My next instinct was to look at parallel texts, so I cracked open Takekoshi's Contrast Text version of the 老乞大. 東西 seems to have been pretty commonly used as far back as the Yuan era, though some lines in the older editions notably have the expected wù 物 [VHM: see separate note on this term below] to mean "thing":
【舊本老乞大 (~14C)】早來喫了乾物事,有些乾渴。(48/17b10-18a1)
【重刊老乞大 (1795)】吃了些乾東西,有些渴。(48/19b1
(I know the 老乞大* isn't the most reliable yardstick for dating vocabulary, but I thought I'd at least start there)

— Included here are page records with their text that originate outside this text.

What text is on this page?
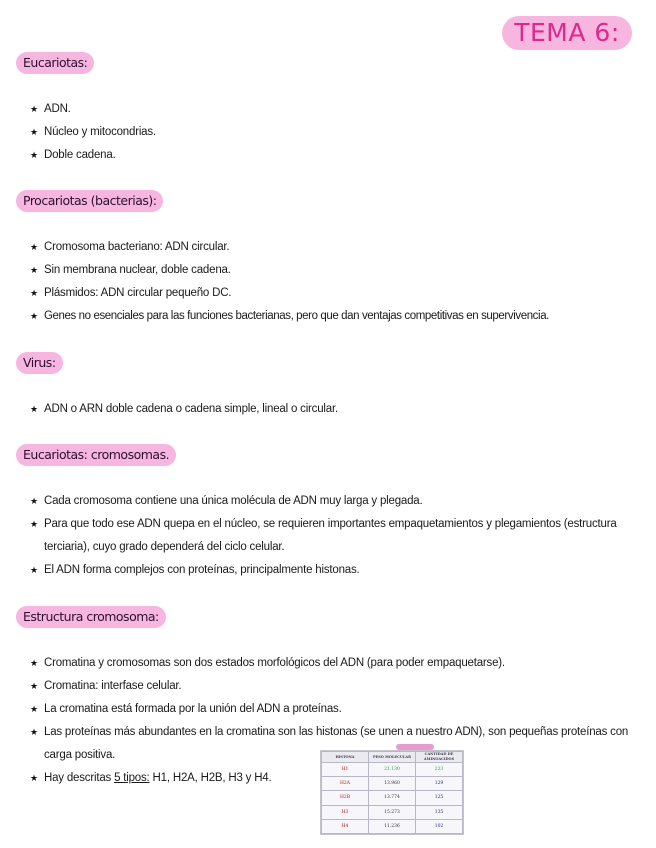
TEMA 6:
Eucariotas:
★ ADN.
★ Núcleo y mitocondrias.
★ Doble cadena.
Procariotas (bacterias):
★ Cromosoma bacteriano: ADN circular.
★ Sin membrana nuclear, doble cadena.
★ Plásmidos: ADN circular pequeño DC.
★ Genes no esenciales para las funciones bacterianas, pero que dan ventajas competitivas en supervivencia.
Virus:
★ ADN o ARN doble cadena o cadena simple, lineal o circular.
Eucariotas: cromosomas.
★ Cada cromosoma contiene una única molécula de ADN muy larga y plegada.
★ Para que todo ese ADN quepa en el núcleo, se requieren importantes empaquetamientos y plegamientos (estructura terciaria), cuyo grado dependerá del ciclo celular.
★ El ADN forma complejos con proteínas, principalmente histonas.
Estructura cromosoma:
★ Cromatina y cromosomas son dos estados morfológicos del ADN (para poder empaquetarse).
★ Cromatina: interfase celular.
★ La cromatina está formada por la unión del ADN a proteínas.
★ Las proteínas más abundantes en la cromatina son las histonas (se unen a nuestro ADN), son pequeñas proteínas con carga positiva.
★ Hay descritas 5 tipos: H1, H2A, H2B, H3 y H4.
HISTONA	PESO MOLECULAR	CANTIDAD DE AMINOACIDOS
H1	21.130	223
H2A	13.960	129
H2B	13.774	125
H3	15.273	135
H4	11.236	102
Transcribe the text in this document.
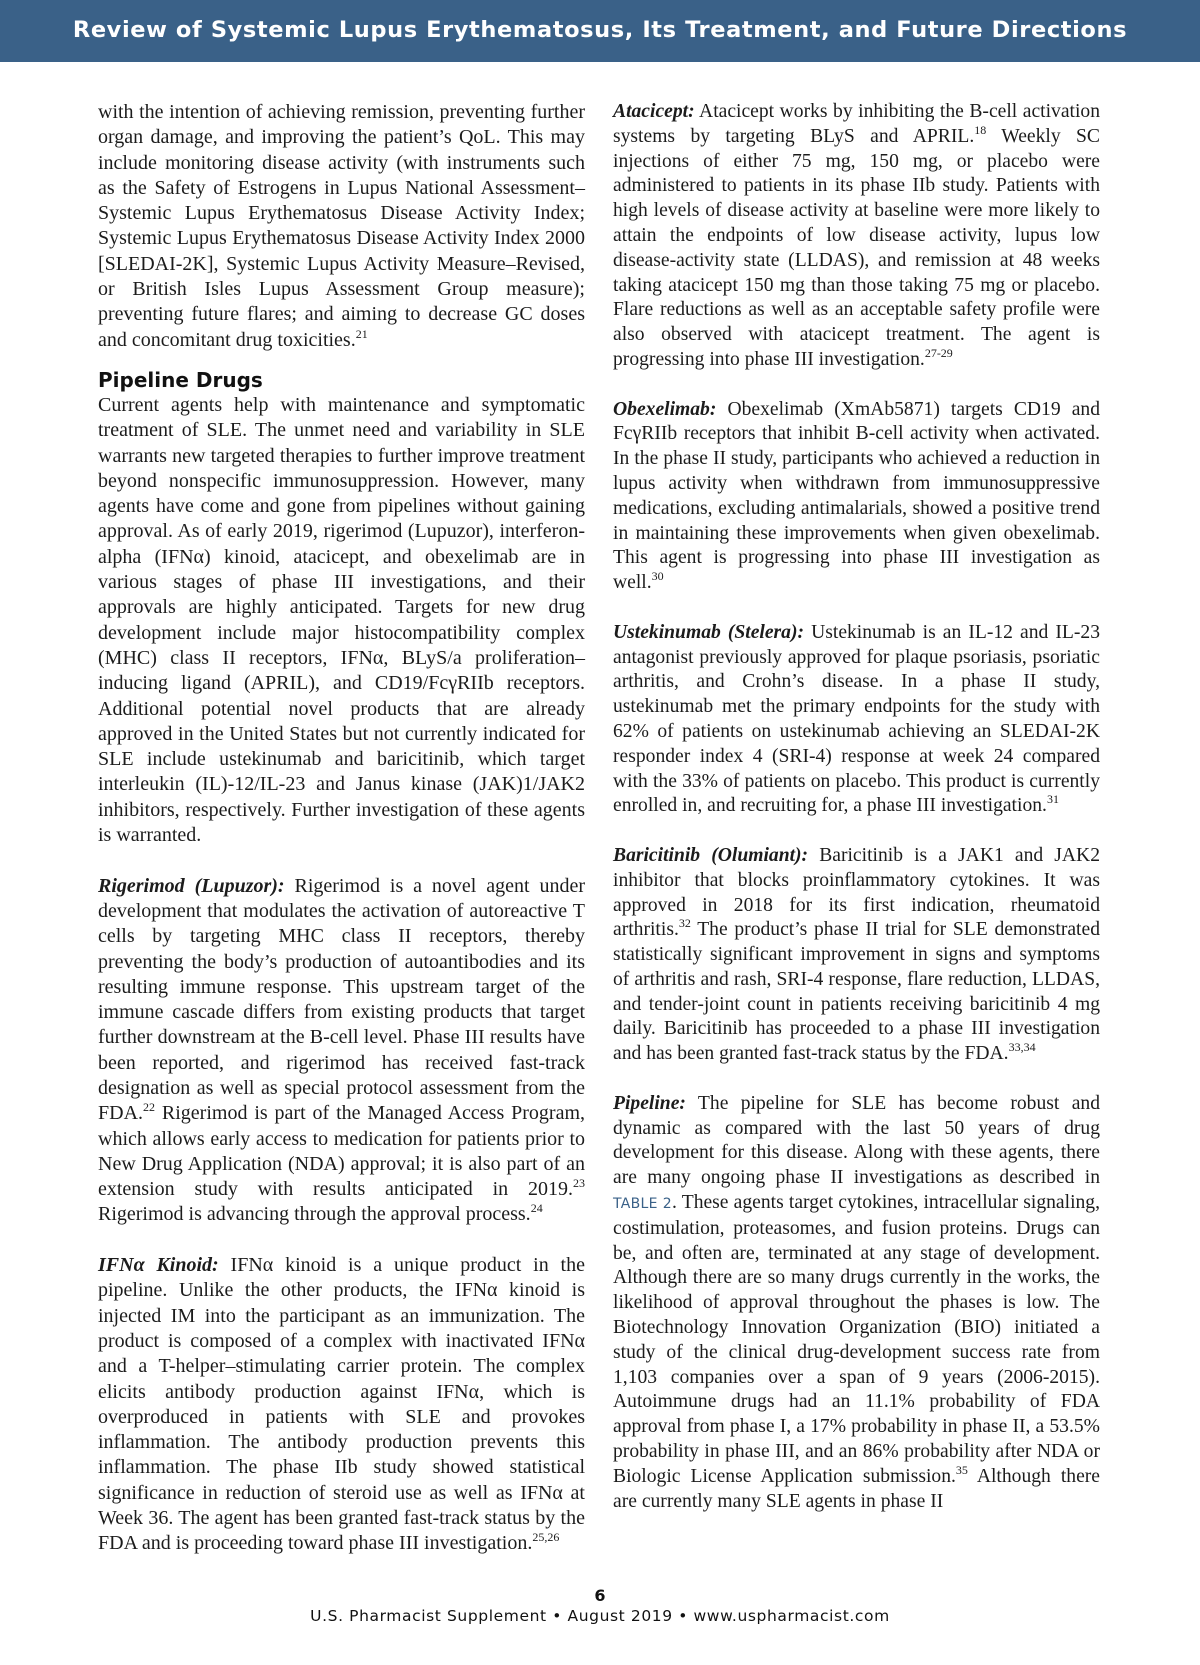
Review of Systemic Lupus Erythematosus, Its Treatment, and Future Directions

with the intention of achieving remission, preventing further organ damage, and improving the patient’s QoL. This may include monitoring disease activity (with instruments such as the Safety of Estrogens in Lupus National Assessment–Systemic Lupus Erythematosus Disease Activity Index; Systemic Lupus Erythematosus Disease Activity Index 2000 [SLEDAI-2K], Systemic Lupus Activity Measure–Revised, or British Isles Lupus Assessment Group measure); preventing future flares; and aiming to decrease GC doses and concomitant drug toxicities.$^{21}$

Pipeline Drugs

Current agents help with maintenance and symptomatic treatment of SLE. The unmet need and variability in SLE warrants new targeted therapies to further improve treatment beyond nonspecific immunosuppression. However, many agents have come and gone from pipelines without gaining approval. As of early 2019, rigerimod (Lupuzor), interferon-alpha (IFNα) kinoid, atacicept, and obexelimab are in various stages of phase III investigations, and their approvals are highly anticipated. Targets for new drug development include major histocompatibility complex (MHC) class II receptors, IFNα, BLyS/a proliferation–inducing ligand (APRIL), and CD19/FcγRIIb receptors. Additional potential novel products that are already approved in the United States but not currently indicated for SLE include ustekinumab and baricitinib, which target interleukin (IL)-12/IL-23 and Janus kinase (JAK)1/JAK2 inhibitors, respectively. Further investigation of these agents is warranted.

Rigerimod (Lupuzor): Rigerimod is a novel agent under development that modulates the activation of autoreactive T cells by targeting MHC class II receptors, thereby preventing the body’s production of autoantibodies and its resulting immune response. This upstream target of the immune cascade differs from existing products that target further downstream at the B-cell level. Phase III results have been reported, and rigerimod has received fast-track designation as well as special protocol assessment from the FDA.$^{22}$ Rigerimod is part of the Managed Access Program, which allows early access to medication for patients prior to New Drug Application (NDA) approval; it is also part of an extension study with results anticipated in 2019.23 Rigerimod is advancing through the approval process.$^{24}$

IFNα Kinoid: IFNα kinoid is a unique product in the pipeline. Unlike the other products, the IFNα kinoid is injected IM into the participant as an immunization. The product is composed of a complex with inactivated IFNα and a T-helper–stimulating carrier protein. The complex elicits antibody production against IFNα, which is overproduced in patients with SLE and provokes inflammation. The antibody production prevents this inflammation. The phase IIb study showed statistical significance in reduction of steroid use as well as IFNα at Week 36. The agent has been granted fast-track status by the FDA and is proceeding toward phase III investigation.$^{25,26}$

Atacicept: Atacicept works by inhibiting the B-cell activation systems by targeting BLyS and APRIL.$^{18}$ Weekly SC injections of either 75 mg, 150 mg, or placebo were administered to patients in its phase IIb study. Patients with high levels of disease activity at baseline were more likely to attain the endpoints of low disease activity, lupus low disease-activity state (LLDAS), and remission at 48 weeks taking atacicept 150 mg than those taking 75 mg or placebo. Flare reductions as well as an acceptable safety profile were also observed with atacicept treatment. The agent is progressing into phase III investigation.$^{27-29}$

Obexelimab: Obexelimab (XmAb5871) targets CD19 and FcγRIIb receptors that inhibit B-cell activity when activated. In the phase II study, participants who achieved a reduction in lupus activity when withdrawn from immunosuppressive medications, excluding antimalarials, showed a positive trend in maintaining these improvements when given obexelimab. This agent is progressing into phase III investigation as well.$^{30}$

Ustekinumab (Stelera): Ustekinumab is an IL-12 and IL-23 antagonist previously approved for plaque psoriasis, psoriatic arthritis, and Crohn’s disease. In a phase II study, ustekinumab met the primary endpoints for the study with 62% of patients on ustekinumab achieving an SLEDAI-2K responder index 4 (SRI-4) response at week 24 compared with the 33% of patients on placebo. This product is currently enrolled in, and recruiting for, a phase III investigation.$^{31}$

Baricitinib (Olumiant): Baricitinib is a JAK1 and JAK2 inhibitor that blocks proinflammatory cytokines. It was approved in 2018 for its first indication, rheumatoid arthritis.$^{32}$ The product’s phase II trial for SLE demonstrated statistically significant improvement in signs and symptoms of arthritis and rash, SRI-4 response, flare reduction, LLDAS, and tender-joint count in patients receiving baricitinib 4 mg daily. Baricitinib has proceeded to a phase III investigation and has been granted fast-track status by the FDA.$^{33,34}$

Pipeline: The pipeline for SLE has become robust and dynamic as compared with the last 50 years of drug development for this disease. Along with these agents, there are many ongoing phase II investigations as described in TABLE 2. These agents target cytokines, intracellular signaling, costimulation, proteasomes, and fusion proteins. Drugs can be, and often are, terminated at any stage of development. Although there are so many drugs currently in the works, the likelihood of approval throughout the phases is low. The Biotechnology Innovation Organization (BIO) initiated a study of the clinical drug-development success rate from 1,103 companies over a span of 9 years (2006-2015). Autoimmune drugs had an 11.1% probability of FDA approval from phase I, a 17% probability in phase II, a 53.5% probability in phase III, and an 86% probability after NDA or Biologic License Application submission.$^{35}$ Although there are currently many SLE agents in phase II

6
U.S. Pharmacist Supplement • August 2019 • www.uspharmacist.com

[*VHM: This is actually one of my favorite Korean books. Here's a note about it and a companion volume from Wikipedia:
Bak Tongsa (Chinese: 朴通事; lit. 'Pak the interpreter') was a textbook of colloquial northern Chinese published by the Bureau of Interpreters in Korea in various editions between the 14th and 18th centuries. Like the contemporaneous Nogeoldae ('Old Cathayan'), it is an important source on both Late Middle Korean and the history of Mandarin Chinese. Whereas the Nogeoldae consists of dialogues and focusses on travelling merchants, Bak Tongsa is a narrative text covering society and culture.]
I also found Zhengzhang Shangfang's paper titled 《Dōngxī tàn yuán sān tí 东西探源三题》 ("Three notes on the origin of 'dōngxi 東西'"). As I'm writing this I'm having a friend try and help me access the article on Wanfang Data because I don't have a Chinese phone number. Do you happen to know of any articles / papers written in English about this? Google's been completely overrun with SEO slop and other search engines aren't particularly useful for finding academic works.
VHM: A note on the pre-dōngxi 東西 word for thing, wù 物 ("thing; object; matter; substance"):
Compare Proto-Sino-Tibetan *(m/b)rəw (“grain; seed; lineage”) (STEDT), whence Tibetan འབྲུ ('bru, “seed; grain”), Jingpho amyu (ə myú, “kind; sort”), Burmese မျိုး (myui:, “seed”). Within Sinitic, compare 苗 (OC *mrew, “seedling, sprout”), 麰 (OC *mu, “barley”).
This proposed etymology of wù 物 does not match well the apparent structural origin of the glyph used to write it on the oracle bones, which is supposedly composed of 牛 ("bovine") as its semantaphore and 勿 ("do not; don't") as its phonophore. (Wiktionary) The latter in turn allegedly depicts drops of blood on the blade of a knife; the original character of 刎 (OC *mɯnʔ, “to cut”) (phonetically borrowed for the negative particle since the time of the oracle bone script). (Wiktionary)
To wrap up this post on "thingness", in the early stages of my Mandarin education, I was repeatedly instructed that one of the most withering insults one could utter was "Nǐ bùshì gè dōngxī 你不是個東西 ("You are not a thing"), the idea being that "you [the person being insulted] are not even as worthy as a mere thing / object")! Tant pis!
Selected readings
- "When did 'a thing' become a thing?" (4/18/16)
- "Not a gerund, not a thing" (3/5/10)
Chris Button said,
May 10, 2025 @ 6:46 pm
Any chance you could share a copy?
I wonder what it could be?
Incidentally, I'm glad to see that Zhengzhang Shangfang does not perpetuate the notion that 西 had some kind of Old Chinese nasal cluster sn- as its onset. The paleographic record shows that not to have been the case, and a simple Old Chinese s- will suffice. Having said that, Old Chinese is probably not relevant at the time depth for 東西, and I don't think anyone would dispute a simple s- onset in Middle Chinese in any case.
The reference seems rather to be to the coloring of the ox.